Das Landgericht Berlin setzt sich in seiner Entscheidung mit den Gesetzesmaterialien zu § 5 Abs. 1 VBVG in der bis zum 26.07.2019 geltenden Fassung auseinander. In der Begründung des Gesetzentwurfes zum VBVG – so das Landgericht Berlin – wird zu der Frage, wie eine zeitliche Lücke zwischen dem Ende einer vorläufig eingerichteten Betreuung und der erneuten Einrichtung der Betreuung im Hauptsacheverfahren vergütungsrechtlich zu behandeln sei, ausgeführt, dass in solchen Fällen grundsätzlich von einer Erstbetreuung auszugehen ist. Missbräuchen könne – wie es in der Gesetzesbegründung weiter heißt – durch die Gerichte begegnet werden (so ausdrücklich auch das OLG Karlsruhe, Bt-Prax 2007,183 / 184, ohne sich freilich mit der Frage zu befassen, wann denn von einem Missbrauchsfall auszugehen ist).
Anhaltspunkte für einen Missbrauch konnte das Landgericht schon deshalb nicht feststellen, weil die Verzögerung im Hauptsacheverfahren durch die Ermittlungen des Betreuungsgerichts veranlasst worden waren. Außerdem habe der Gesetzesgeber einen Mindestzeitabstand zwischen Ende der vorläufig eingerichteten Betreuung und der später im Hauptsacheverfahren eingerichteten Betreuung nicht geregelt. Es passe daher zu dem System der Pausschalvergütung, eine formale, streitvermeidende Betrachtungsweise anzustellen.
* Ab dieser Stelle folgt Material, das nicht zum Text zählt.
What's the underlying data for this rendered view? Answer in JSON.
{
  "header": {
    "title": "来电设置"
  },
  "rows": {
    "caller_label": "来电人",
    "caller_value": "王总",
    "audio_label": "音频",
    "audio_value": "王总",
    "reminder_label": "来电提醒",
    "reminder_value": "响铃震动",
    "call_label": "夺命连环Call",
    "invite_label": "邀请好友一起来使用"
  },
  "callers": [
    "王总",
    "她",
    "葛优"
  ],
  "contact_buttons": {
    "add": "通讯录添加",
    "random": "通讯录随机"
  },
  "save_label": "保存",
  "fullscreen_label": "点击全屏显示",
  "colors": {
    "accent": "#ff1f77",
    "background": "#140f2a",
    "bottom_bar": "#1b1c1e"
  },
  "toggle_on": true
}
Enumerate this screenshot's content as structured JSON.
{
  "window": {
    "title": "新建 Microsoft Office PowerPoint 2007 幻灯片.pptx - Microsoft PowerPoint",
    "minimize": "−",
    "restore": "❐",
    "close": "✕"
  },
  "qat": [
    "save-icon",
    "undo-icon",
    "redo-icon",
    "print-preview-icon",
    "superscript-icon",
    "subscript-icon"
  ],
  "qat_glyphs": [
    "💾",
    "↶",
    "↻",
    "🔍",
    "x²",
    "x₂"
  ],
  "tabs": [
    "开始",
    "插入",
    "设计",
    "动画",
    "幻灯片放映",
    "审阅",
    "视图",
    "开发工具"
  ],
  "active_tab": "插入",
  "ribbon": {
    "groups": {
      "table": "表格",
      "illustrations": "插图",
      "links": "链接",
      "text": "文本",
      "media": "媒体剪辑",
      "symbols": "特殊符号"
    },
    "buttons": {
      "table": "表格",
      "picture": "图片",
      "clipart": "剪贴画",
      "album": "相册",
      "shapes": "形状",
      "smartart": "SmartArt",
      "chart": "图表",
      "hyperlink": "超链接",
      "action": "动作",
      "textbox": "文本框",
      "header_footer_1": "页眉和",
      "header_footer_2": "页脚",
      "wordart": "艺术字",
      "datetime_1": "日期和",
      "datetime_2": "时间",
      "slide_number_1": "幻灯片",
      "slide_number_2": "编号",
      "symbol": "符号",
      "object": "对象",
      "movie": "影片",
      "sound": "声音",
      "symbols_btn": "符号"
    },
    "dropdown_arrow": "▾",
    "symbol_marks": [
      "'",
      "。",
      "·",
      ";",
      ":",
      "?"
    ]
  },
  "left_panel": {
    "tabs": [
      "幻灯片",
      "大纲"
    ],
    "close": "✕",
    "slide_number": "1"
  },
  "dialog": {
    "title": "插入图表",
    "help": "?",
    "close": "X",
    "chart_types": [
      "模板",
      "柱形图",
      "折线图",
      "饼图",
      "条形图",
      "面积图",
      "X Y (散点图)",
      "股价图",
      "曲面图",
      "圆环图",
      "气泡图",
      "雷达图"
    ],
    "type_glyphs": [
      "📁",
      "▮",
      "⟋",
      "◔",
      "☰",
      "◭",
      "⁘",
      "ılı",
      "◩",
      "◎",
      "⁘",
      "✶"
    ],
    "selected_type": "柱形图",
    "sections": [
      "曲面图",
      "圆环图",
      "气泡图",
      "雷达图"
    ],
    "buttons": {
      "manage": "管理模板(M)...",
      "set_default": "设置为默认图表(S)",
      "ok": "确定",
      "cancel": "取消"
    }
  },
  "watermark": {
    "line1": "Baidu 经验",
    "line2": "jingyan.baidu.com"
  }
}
Diese habe zur Folge, dass auch eine Vakanz von kurzer Dauer dazu führe, die erneute Bestellung eines Berufsbetreuers vergütungsrechtlich wie eine Erstbetreuung zu behandeln.
Der Beschluss des Landgerichts Berlin betrifft zwar einen „vergütungsrechtlichen Dauerbrenner“. Die Entscheidung reiht sich aber nicht in die bislang zu dem Problem ergangene Rechtsprechung ein, nach der ohne konkrete Anhaltspunkte im Gesetz über den Zeitraum spekuliert wird, ab dem von einer Erstbetreuung nach Beendigung einer zuvor angeordneten vorläufigen Betreuung auszugehen ist (vgl. insbesondere OLG München, BtPrax 2006,73 / 74, das auf eine historische Auslegung an dieser Stelle verzichtet). Das Gericht beteiligt sich auch nicht an den rechtlich fragwürdigen Auslegungsversuchen, die sich daran orientieren, ob für den Berufsbetreuer durch die Dauer der Unterbrechung seiner Tätigkeit eine Situation eingetreten ist, die faktisch wieder zu einem Arbeitsaufwand führt, wie zu Beginn der Betreuung. Stattdessen tritt es recht deutlich und im Interesse der Rechtssicherheit dieser kasuistischen Rechtsprechung entgegen, indem es sich mit dem Willen des Gesetzgebers befasst, nach dem – abgesehen von Missbrauchsfällen – generell vom Vorliegen einer Erstbetreuung auszugehen ist, wenn eine beruflich geführte Betreuung nach ihrer Beendigung zu einem späteren Zeitpunkt erneut angeordnet wird. Zwar benennt das Landgericht Berlin in seinem Leitsatz einen Zeitraum von mehreren Wochen. Die Begründung der Entscheidung, die auf einer historischen Auslegung und dem Zweck der Pauschalvergütung abstellt, lässt aber kaum Spielraum dafür, das Vorliegen einer Erstbetreuung selbst bei einer zeitlichen Vakanz von nur einem Tag zu verneinen.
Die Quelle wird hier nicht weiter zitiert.